Understanding The Role Of The Hitler Youth In Nazism

The Hilter YouthDuring the rule of the Nazi Party over Germany, virtually every young person was involved in the Hitler Youth or its associated organizations for girls. The Hitler Youth extended not only through Germany but also across many of the occupied territories in the Nazi “Reich,” or realm. The purpose of the Hitler Youth was to ensure that young people would adhere to the principles of Nazism in the future.
Becoming part of the Hitler Youth was not necessarily done by choice. Just as adults were expected to become part of the Nazi Party, children were expected to become part of the Hitler Youth. In fact, the Hitler Youth was considered a Nazi Party organization that conferred upon young people that same political affiliation.
Some people have described the Hitler Youth as similar to a “scout” organization. It was based on the racist Nazi ideas about the “ideal” German boy. In their quest to become ideal Germans, young boys would learn various survival skills. Over time, this would also progress to things such as shooting and competitive athletics.
When a young German man had finished with his time in the Hitler Youth, he was intended to be fully prepared to serve in the German army. This was believed to be a very important part of making sure that young people would also be committed National Socialists.
During their time in the Hitler Youth, children learned about Hitler as a sort of benevolent father figure who was always watching. Children were intended to consider Hitler as more important than their own father or family.
It was important to the Nazi leaders that the Hitler Youth be widespread, because there was no other way for the secret police organizations to get inside many families. Although most of the victims of the Holocaust were Jewish, the establishment of the Hitler Youth was a way to further torment and victimize those who were not loyal to Hitler by making their own children spy against them.

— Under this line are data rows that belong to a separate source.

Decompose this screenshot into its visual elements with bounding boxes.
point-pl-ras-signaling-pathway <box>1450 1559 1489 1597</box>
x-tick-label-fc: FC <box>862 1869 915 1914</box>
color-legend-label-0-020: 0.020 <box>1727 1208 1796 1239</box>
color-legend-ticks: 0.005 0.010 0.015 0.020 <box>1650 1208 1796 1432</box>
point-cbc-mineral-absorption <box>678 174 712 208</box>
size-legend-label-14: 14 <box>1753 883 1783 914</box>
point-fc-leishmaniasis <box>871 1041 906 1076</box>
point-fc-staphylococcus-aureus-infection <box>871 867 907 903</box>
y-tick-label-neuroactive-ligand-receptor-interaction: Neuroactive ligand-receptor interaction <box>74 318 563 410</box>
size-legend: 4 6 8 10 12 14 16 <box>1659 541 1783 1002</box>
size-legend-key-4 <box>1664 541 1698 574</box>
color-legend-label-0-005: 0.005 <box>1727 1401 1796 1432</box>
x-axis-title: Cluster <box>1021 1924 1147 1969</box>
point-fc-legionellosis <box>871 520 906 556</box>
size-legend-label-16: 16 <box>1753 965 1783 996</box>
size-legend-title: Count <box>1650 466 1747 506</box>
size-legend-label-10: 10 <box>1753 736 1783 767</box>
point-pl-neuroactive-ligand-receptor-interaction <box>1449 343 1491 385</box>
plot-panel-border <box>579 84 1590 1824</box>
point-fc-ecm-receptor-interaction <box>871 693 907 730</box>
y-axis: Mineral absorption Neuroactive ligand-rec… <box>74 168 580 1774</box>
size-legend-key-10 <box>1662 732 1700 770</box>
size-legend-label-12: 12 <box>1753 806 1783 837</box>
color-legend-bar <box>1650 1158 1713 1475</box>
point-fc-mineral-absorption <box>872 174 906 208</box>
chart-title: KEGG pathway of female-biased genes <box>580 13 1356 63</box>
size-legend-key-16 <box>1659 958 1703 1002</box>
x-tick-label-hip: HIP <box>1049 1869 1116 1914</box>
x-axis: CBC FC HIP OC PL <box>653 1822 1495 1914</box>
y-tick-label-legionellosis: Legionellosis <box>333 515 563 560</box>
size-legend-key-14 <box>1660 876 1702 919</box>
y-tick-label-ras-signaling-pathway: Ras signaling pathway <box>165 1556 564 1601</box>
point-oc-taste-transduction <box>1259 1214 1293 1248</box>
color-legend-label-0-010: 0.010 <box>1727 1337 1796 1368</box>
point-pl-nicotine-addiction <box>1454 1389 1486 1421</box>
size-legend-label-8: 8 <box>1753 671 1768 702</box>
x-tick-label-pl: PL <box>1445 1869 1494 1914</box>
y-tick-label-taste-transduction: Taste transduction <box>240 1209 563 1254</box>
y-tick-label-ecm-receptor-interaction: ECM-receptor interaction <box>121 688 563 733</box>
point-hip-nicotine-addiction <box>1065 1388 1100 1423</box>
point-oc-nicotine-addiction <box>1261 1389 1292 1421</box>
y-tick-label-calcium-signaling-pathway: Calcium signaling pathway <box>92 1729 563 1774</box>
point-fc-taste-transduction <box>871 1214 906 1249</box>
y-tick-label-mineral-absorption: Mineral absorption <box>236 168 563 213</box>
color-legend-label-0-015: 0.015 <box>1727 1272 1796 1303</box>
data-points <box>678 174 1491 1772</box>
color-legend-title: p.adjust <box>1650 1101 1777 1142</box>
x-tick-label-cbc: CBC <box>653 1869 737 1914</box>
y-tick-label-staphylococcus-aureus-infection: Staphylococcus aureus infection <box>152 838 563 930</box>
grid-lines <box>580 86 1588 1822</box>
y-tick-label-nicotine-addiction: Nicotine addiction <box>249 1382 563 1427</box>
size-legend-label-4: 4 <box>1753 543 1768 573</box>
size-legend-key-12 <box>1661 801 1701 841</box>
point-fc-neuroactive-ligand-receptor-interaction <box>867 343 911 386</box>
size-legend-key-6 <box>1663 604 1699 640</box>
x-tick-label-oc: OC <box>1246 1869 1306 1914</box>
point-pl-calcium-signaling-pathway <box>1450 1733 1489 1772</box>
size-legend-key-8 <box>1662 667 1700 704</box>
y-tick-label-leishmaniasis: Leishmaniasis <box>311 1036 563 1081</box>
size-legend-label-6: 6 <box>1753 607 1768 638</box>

Within Germany, the Hitler Youth program was an extremely detailed and regimented paramilitary organization. However, in other areas such as Poland and Hungary, it was much less well-organized and had less power to inspire fear. Children were forced into the service of the Hitler Youth without knowing or understanding what it all really meant.
By the end of World War II, the German military was so ragged that it recruited children directly from this organization.